5. Direct shell commands (!)
In the TUI, !command runs a command directly, without AI in the middle. The safety check still runs before execution.
6. Project Trust for skills
Skills from .soba/skills/ must be approved before first use in a project.
Storage: ~/.soba/project-trust.json.
Slash commands:
| Command | Action |
|---|---|
/project-trust status | Show trust status for the current project |
/project-trust approve | Approve the project |
/project-trust revoke | Revoke trust |
7. Customizing rules
TrustManager can add and remove rules:
trustManager.addToolRule("my-tool", "dangerous");
trustManager.addCommandRule("my-cmd ", "safe");
trustManager.removeToolRule("my-tool");8. Audit
All agent actions are written to the session JSONL. To inspect shell commands:
grep '"name":"bash"' ~/.soba/sessions/<session-id>.jsonlConversation items in session JSONL preserve user/model content for resume and must be treated as sensitive local data.

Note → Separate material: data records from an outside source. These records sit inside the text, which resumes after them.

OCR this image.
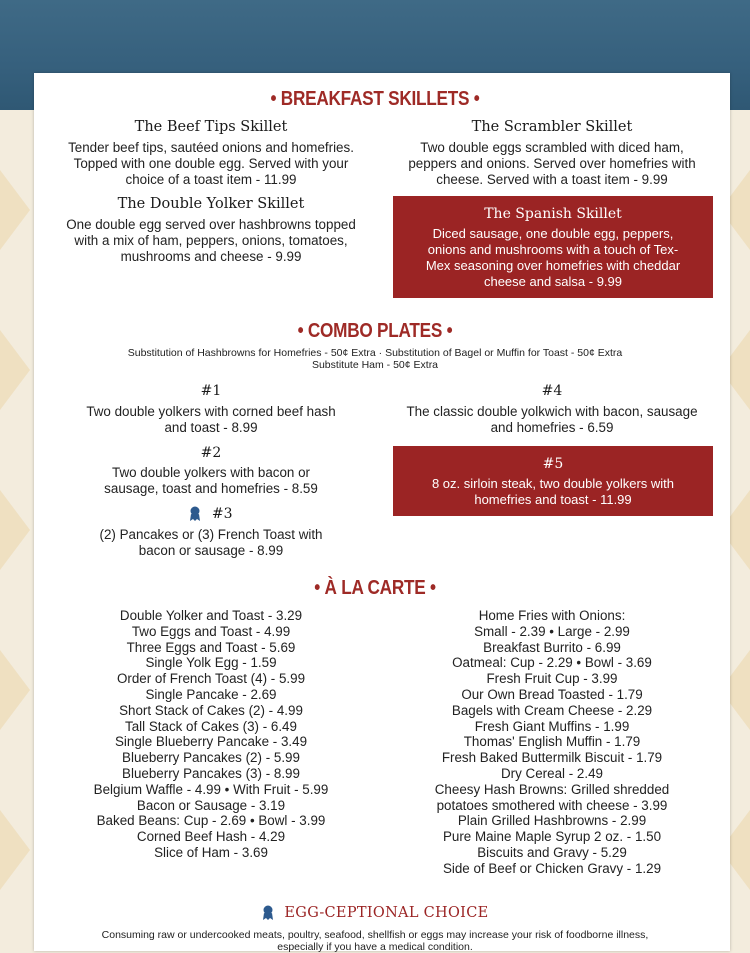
• BREAKFAST SKILLETS •
The Beef Tips Skillet
Tender beef tips, sautéed onions and homefries.
Topped with one double egg. Served with your
choice of a toast item - 11.99
The Scrambler Skillet
Two double eggs scrambled with diced ham,
peppers and onions. Served over homefries with
cheese. Served with a toast item - 9.99
The Double Yolker Skillet
One double egg served over hashbrowns topped
with a mix of ham, peppers, onions, tomatoes,
mushrooms and cheese - 9.99
The Spanish Skillet
Diced sausage, one double egg, peppers,
onions and mushrooms with a touch of Tex-
Mex seasoning over homefries with cheddar
cheese and salsa - 9.99
• COMBO PLATES •
Substitution of Hashbrowns for Homefries - 50¢ Extra · Substitution of Bagel or Muffin for Toast - 50¢ Extra
Substitute Ham - 50¢ Extra
#1
Two double yolkers with corned beef hash
and toast - 8.99
#2
Two double yolkers with bacon or
sausage, toast and homefries - 8.59
#3
(2) Pancakes or (3) French Toast with
bacon or sausage - 8.99
#4
The classic double yolkwich with bacon, sausage
and homefries - 6.59
#5
8 oz. sirloin steak, two double yolkers with
homefries and toast - 11.99
• À LA CARTE •
Double Yolker and Toast - 3.29
Two Eggs and Toast - 4.99
Three Eggs and Toast - 5.69
Single Yolk Egg - 1.59
Order of French Toast (4) - 5.99
Single Pancake - 2.69
Short Stack of Cakes (2) - 4.99
Tall Stack of Cakes (3) - 6.49
Single Blueberry Pancake - 3.49
Blueberry Pancakes (2) - 5.99
Blueberry Pancakes (3) - 8.99
Belgium Waffle - 4.99 • With Fruit - 5.99
Bacon or Sausage - 3.19
Baked Beans: Cup - 2.69 • Bowl - 3.99
Corned Beef Hash - 4.29
Slice of Ham - 3.69
Home Fries with Onions:
Small - 2.39 • Large - 2.99
Breakfast Burrito - 6.99
Oatmeal: Cup - 2.29 • Bowl - 3.69
Fresh Fruit Cup - 3.99
Our Own Bread Toasted - 1.79
Bagels with Cream Cheese - 2.29
Fresh Giant Muffins - 1.99
Thomas' English Muffin - 1.79
Fresh Baked Buttermilk Biscuit - 1.79
Dry Cereal - 2.49
Cheesy Hash Browns: Grilled shredded
potatoes smothered with cheese - 3.99
Plain Grilled Hashbrowns - 2.99
Pure Maine Maple Syrup 2 oz. - 1.50
Biscuits and Gravy - 5.29
Side of Beef or Chicken Gravy - 1.29
EGG-CEPTIONAL CHOICE
Consuming raw or undercooked meats, poultry, seafood, shellfish or eggs may increase your risk of foodborne illness,
especially if you have a medical condition.
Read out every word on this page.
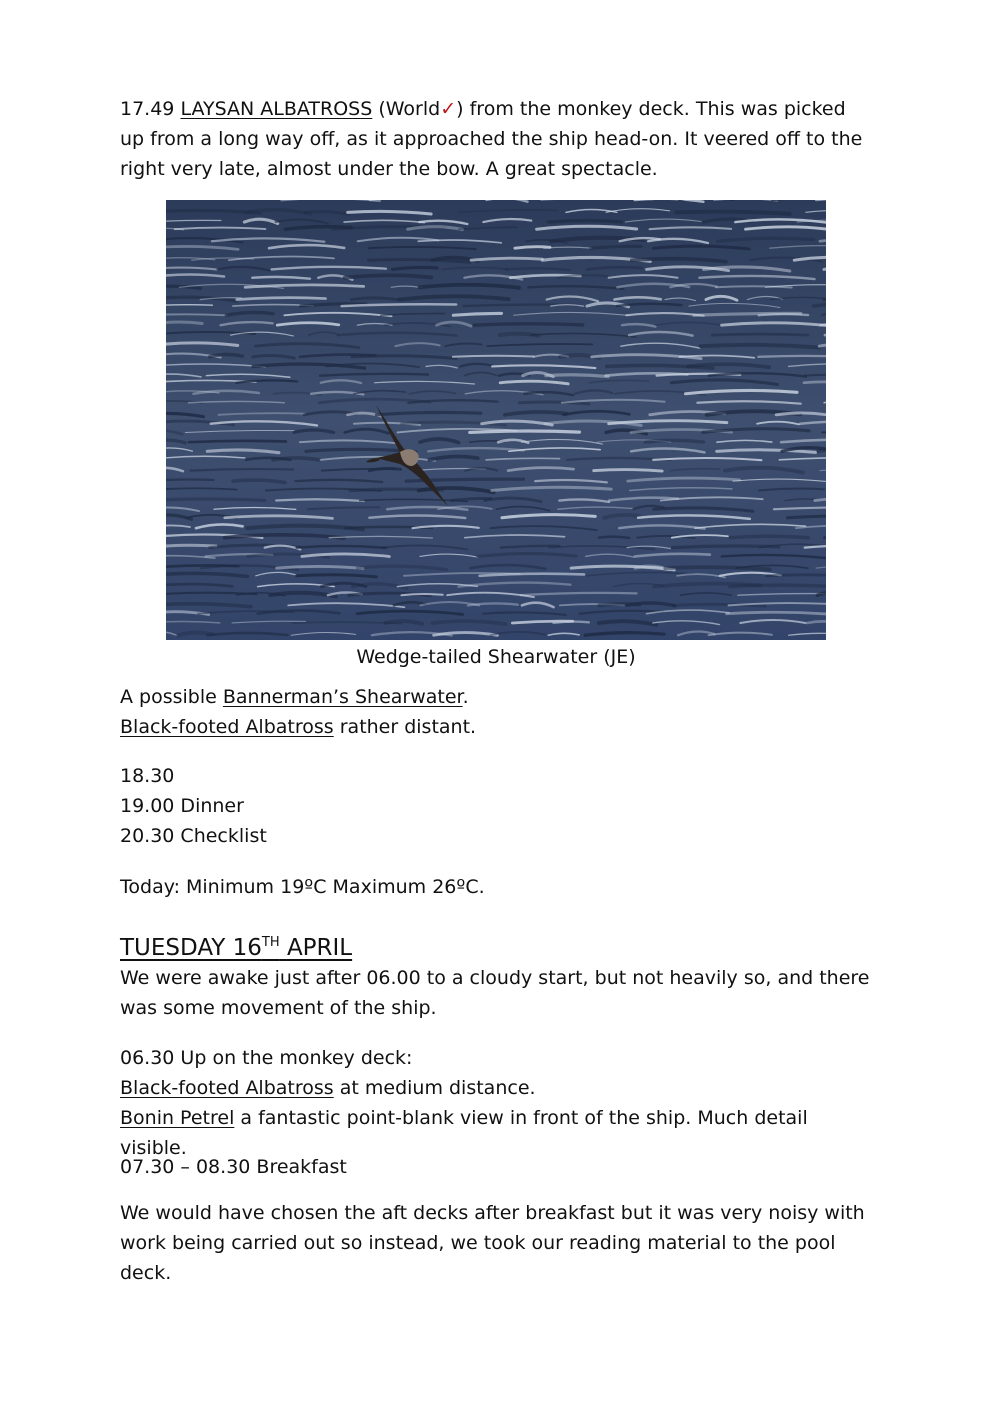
17.49 LAYSAN ALBATROSS (World✓) from the monkey deck. This was picked
up from a long way off, as it approached the ship head-on. It veered off to the
right very late, almost under the bow. A great spectacle.

Wedge-tailed Shearwater (JE)

A possible Bannerman’s Shearwater.
Black-footed Albatross rather distant.

18.30
19.00 Dinner
20.30 Checklist

Today: Minimum 19ºC Maximum 26ºC.

TUESDAY 16TH APRIL

We were awake just after 06.00 to a cloudy start, but not heavily so, and there
was some movement of the ship.

06.30 Up on the monkey deck:
Black-footed Albatross at medium distance.
Bonin Petrel a fantastic point-blank view in front of the ship. Much detail visible.

07.30 – 08.30 Breakfast

We would have chosen the aft decks after breakfast but it was very noisy with
work being carried out so instead, we took our reading material to the pool deck.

Flight/debug sidecars redact secret-bearing keys and recognizable credentials embedded in persisted prompt/output strings, but this is not a reason to paste credentials into a session.
Proof receipts add a separate local audit artifact in .soba/evidence/. New receipts are recursively redacted, sealed
with a SHA-256 digest, and stored with owner-only permissions on POSIX systems. soba verify detects tampering and rejects
successful evidence associated with a denied tool call. This does not make the workspace a sandbox and does not replace
careful credential handling; redaction cannot recognize every possible secret format.